According to Vladimir Putin's press secretary, the issue is out of Kremlin's competence
Heidrun and Andreas Anschlag seen in court, July 2013 EPA/MARIJAN MURAT
Heidrun and Andreas Anschlag seen in court, July 2013

MOSCOW, June 4. /TASS/. Kremlin spokesman Dmitry Peskov said on Thursday he did not think the Kremlin should comment on the release in Germany of an inmate convicted for espionage for Russia.

"This issue is hardly falling within our competence and our powers," he told reporters. "I don’t think we are the right address for asking these questions," Peskov said, adding that he had for the first time heard about that incident from reporters’ queries. "That is why I cannot say anything," he added.

On Wednesday, German media reported that a man sentenced in Germany to 6.5 years in jail for espionage in the interests of the Russian foreign intelligence service had been released from custody and sent home.

In 2013, the man, Andreas Anschlag, and his wife Heidrun were sentenced to 6.5 and 5.5 years in jail by the Stuttgart court, the federal state of Baden-Wuertemberg.

According to the German law enforcers, Andreas and Heidrun Anschlag acted as intelligence agents of the USSR and then of the Russian Federation.

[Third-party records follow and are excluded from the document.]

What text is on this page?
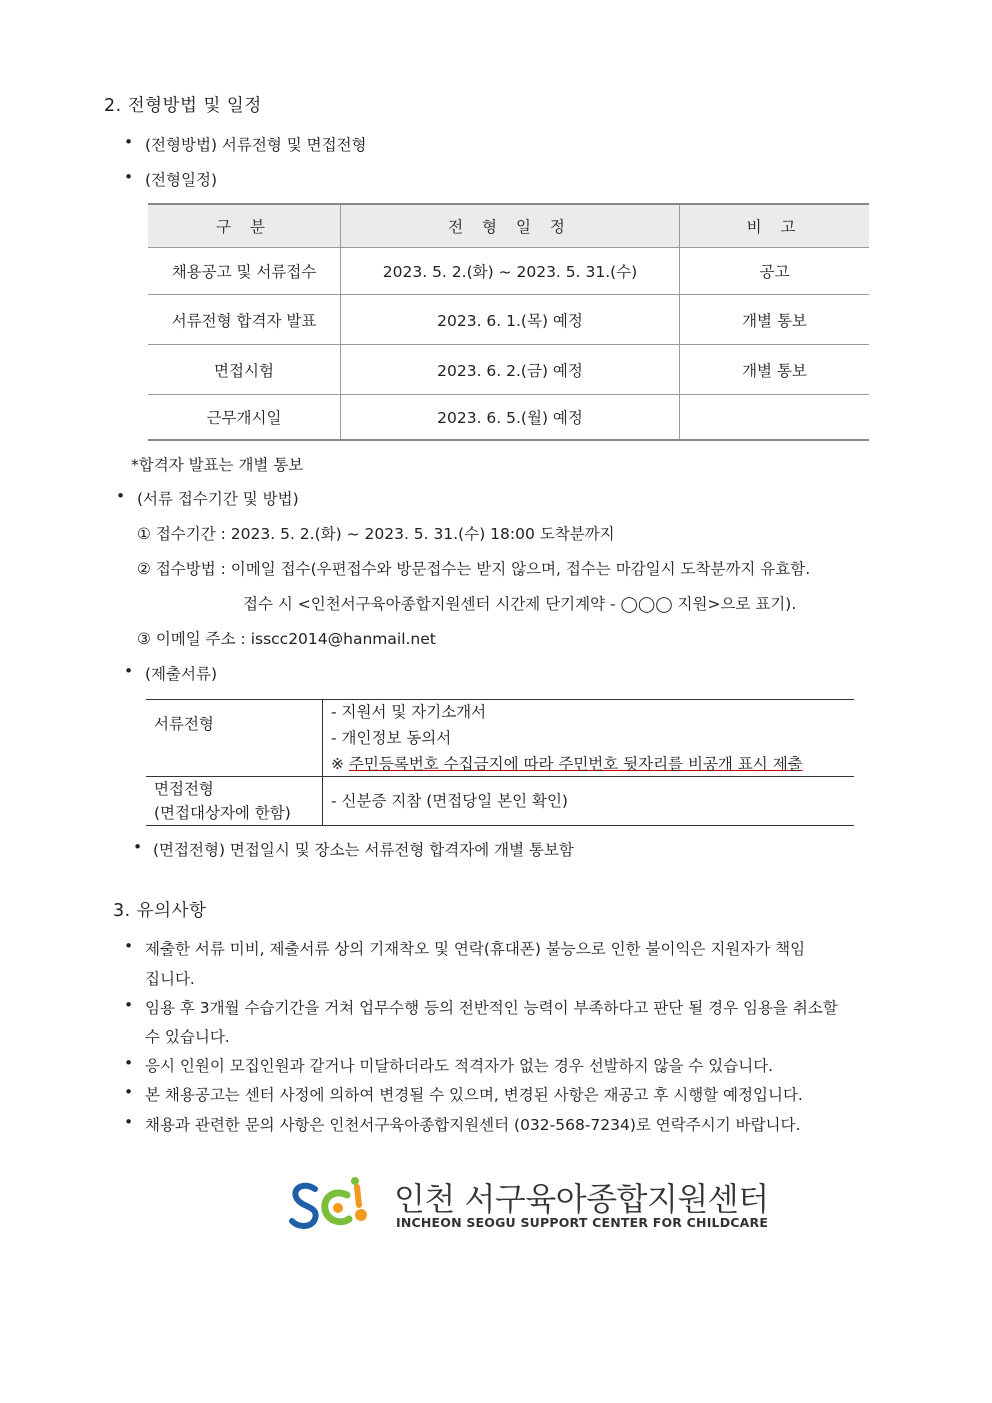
2. 전형방법 및 일정
• (전형방법) 서류전형 및 면접전형
• (전형일정)
구 분	전 형 일 정	비 고
채용공고 및 서류접수	2023. 5. 2.(화) ~ 2023. 5. 31.(수)	공고
서류전형 합격자 발표	2023. 6. 1.(목) 예정	개별 통보
면접시험	2023. 6. 2.(금) 예정	개별 통보
근무개시일	2023. 6. 5.(월) 예정	
*합격자 발표는 개별 통보
• (서류 접수기간 및 방법)
① 접수기간 : 2023. 5. 2.(화) ~ 2023. 5. 31.(수) 18:00 도착분까지
② 접수방법 : 이메일 접수(우편접수와 방문접수는 받지 않으며, 접수는 마감일시 도착분까지 유효함.
접수 시 <인천서구육아종합지원센터 시간제 단기계약 - ◯◯◯ 지원>으로 표기).
③ 이메일 주소 : isscc2014@hanmail.net
• (제출서류)
서류전형	- 지원서 및 자기소개서
- 개인정보 동의서
※ 주민등록번호 수집금지에 따라 주민번호 뒷자리를 비공개 표시 제출

면접전형
(면접대상자에 한함)	- 신분증 지참 (면접당일 본인 확인)
• (면접전형) 면접일시 및 장소는 서류전형 합격자에 개별 통보함
3. 유의사항
• 제출한 서류 미비, 제출서류 상의 기재착오 및 연락(휴대폰) 불능으로 인한 불이익은 지원자가 책임
집니다.
• 임용 후 3개월 수습기간을 거쳐 업무수행 등의 전반적인 능력이 부족하다고 판단 될 경우 임용을 취소할
수 있습니다.
• 응시 인원이 모집인원과 같거나 미달하더라도 적격자가 없는 경우 선발하지 않을 수 있습니다.
• 본 채용공고는 센터 사정에 의하여 변경될 수 있으며, 변경된 사항은 재공고 후 시행할 예정입니다.
• 채용과 관련한 문의 사항은 인천서구육아종합지원센터 (032-568-7234)로 연락주시기 바랍니다.
인천 서구육아종합지원센터
INCHEON SEOGU SUPPORT CENTER FOR CHILDCARE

Specifically, they furnished Moscow with hundreds of documents and reports on the EU and NATO’s military and political strategies, with particular accent on Afghanistan, Kosovo and Libya.

The Anschlags’ addressee in Moscow was the state foreign intelligence service SVR.

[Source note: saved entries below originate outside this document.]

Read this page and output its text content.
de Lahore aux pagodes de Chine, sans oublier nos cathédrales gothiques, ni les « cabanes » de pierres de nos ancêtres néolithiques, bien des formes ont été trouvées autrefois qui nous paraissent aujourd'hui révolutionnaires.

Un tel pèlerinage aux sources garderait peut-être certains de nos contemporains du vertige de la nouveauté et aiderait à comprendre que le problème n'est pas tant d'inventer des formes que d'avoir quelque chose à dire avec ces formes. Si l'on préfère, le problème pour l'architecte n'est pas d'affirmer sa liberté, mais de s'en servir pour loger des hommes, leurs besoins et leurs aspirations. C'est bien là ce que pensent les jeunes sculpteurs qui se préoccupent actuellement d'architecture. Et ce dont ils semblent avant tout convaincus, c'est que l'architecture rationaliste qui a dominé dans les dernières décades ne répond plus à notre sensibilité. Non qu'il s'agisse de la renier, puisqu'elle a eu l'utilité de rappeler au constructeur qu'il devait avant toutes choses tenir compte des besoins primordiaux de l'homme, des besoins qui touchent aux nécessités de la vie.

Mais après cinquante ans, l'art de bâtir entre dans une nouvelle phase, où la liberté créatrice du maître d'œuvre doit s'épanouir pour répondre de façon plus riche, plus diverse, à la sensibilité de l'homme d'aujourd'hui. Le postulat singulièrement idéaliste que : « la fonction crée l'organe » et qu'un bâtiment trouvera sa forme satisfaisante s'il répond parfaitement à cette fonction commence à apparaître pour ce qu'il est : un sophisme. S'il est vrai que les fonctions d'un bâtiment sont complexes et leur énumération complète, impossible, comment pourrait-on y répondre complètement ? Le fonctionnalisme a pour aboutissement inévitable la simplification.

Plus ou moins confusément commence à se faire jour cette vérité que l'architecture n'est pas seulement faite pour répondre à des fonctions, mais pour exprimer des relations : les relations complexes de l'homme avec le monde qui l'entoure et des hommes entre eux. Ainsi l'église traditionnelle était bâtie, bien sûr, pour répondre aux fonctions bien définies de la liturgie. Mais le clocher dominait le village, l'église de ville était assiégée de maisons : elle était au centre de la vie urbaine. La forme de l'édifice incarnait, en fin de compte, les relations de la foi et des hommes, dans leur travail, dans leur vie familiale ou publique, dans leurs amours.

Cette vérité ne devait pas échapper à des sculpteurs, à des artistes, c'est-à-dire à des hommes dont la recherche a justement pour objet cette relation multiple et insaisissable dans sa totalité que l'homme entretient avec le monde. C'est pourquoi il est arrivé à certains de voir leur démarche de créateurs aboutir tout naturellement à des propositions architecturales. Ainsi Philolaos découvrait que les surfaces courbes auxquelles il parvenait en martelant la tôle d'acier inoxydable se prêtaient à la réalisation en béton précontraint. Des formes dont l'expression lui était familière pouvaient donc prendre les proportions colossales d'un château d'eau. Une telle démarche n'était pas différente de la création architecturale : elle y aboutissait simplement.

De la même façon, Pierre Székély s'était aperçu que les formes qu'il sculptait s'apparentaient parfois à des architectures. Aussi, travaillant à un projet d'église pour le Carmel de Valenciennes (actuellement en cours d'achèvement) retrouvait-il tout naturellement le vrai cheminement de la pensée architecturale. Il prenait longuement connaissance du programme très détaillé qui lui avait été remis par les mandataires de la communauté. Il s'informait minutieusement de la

To transmit their reports to Russia, the couple used satellite communication channels and the Internet sites where they allegedly uploaded encoded messages.

Prosecution claimed Andreas and Heidrun received a remuneration of around €100,000 a year for their activity.

Over the twenty-five or so years of their operations, the couple changed the places of permanent residence four times. The operatives of German secret services detained Heidrun in October 2011 in the couple’s private house in Michelbach and Andreas was arrested later on the same day 75 km away from Stuttgart.

German prosecutors said Andreas arrived in Germany from Mexico in 1988 and Heidrun joined him two years later. At the moment, they had Austrian passports issued in their names in 1984 where the ‘place of birth’ boxes contained the names of Latin American countries.

In 1990, the couple officially got married in Austria. The Germans believe, however, that both spouses are Russians in reality and have Russian names.

German media called the Anschlag spouses trial one of the most spectacular spy cases since the end of the Cold War.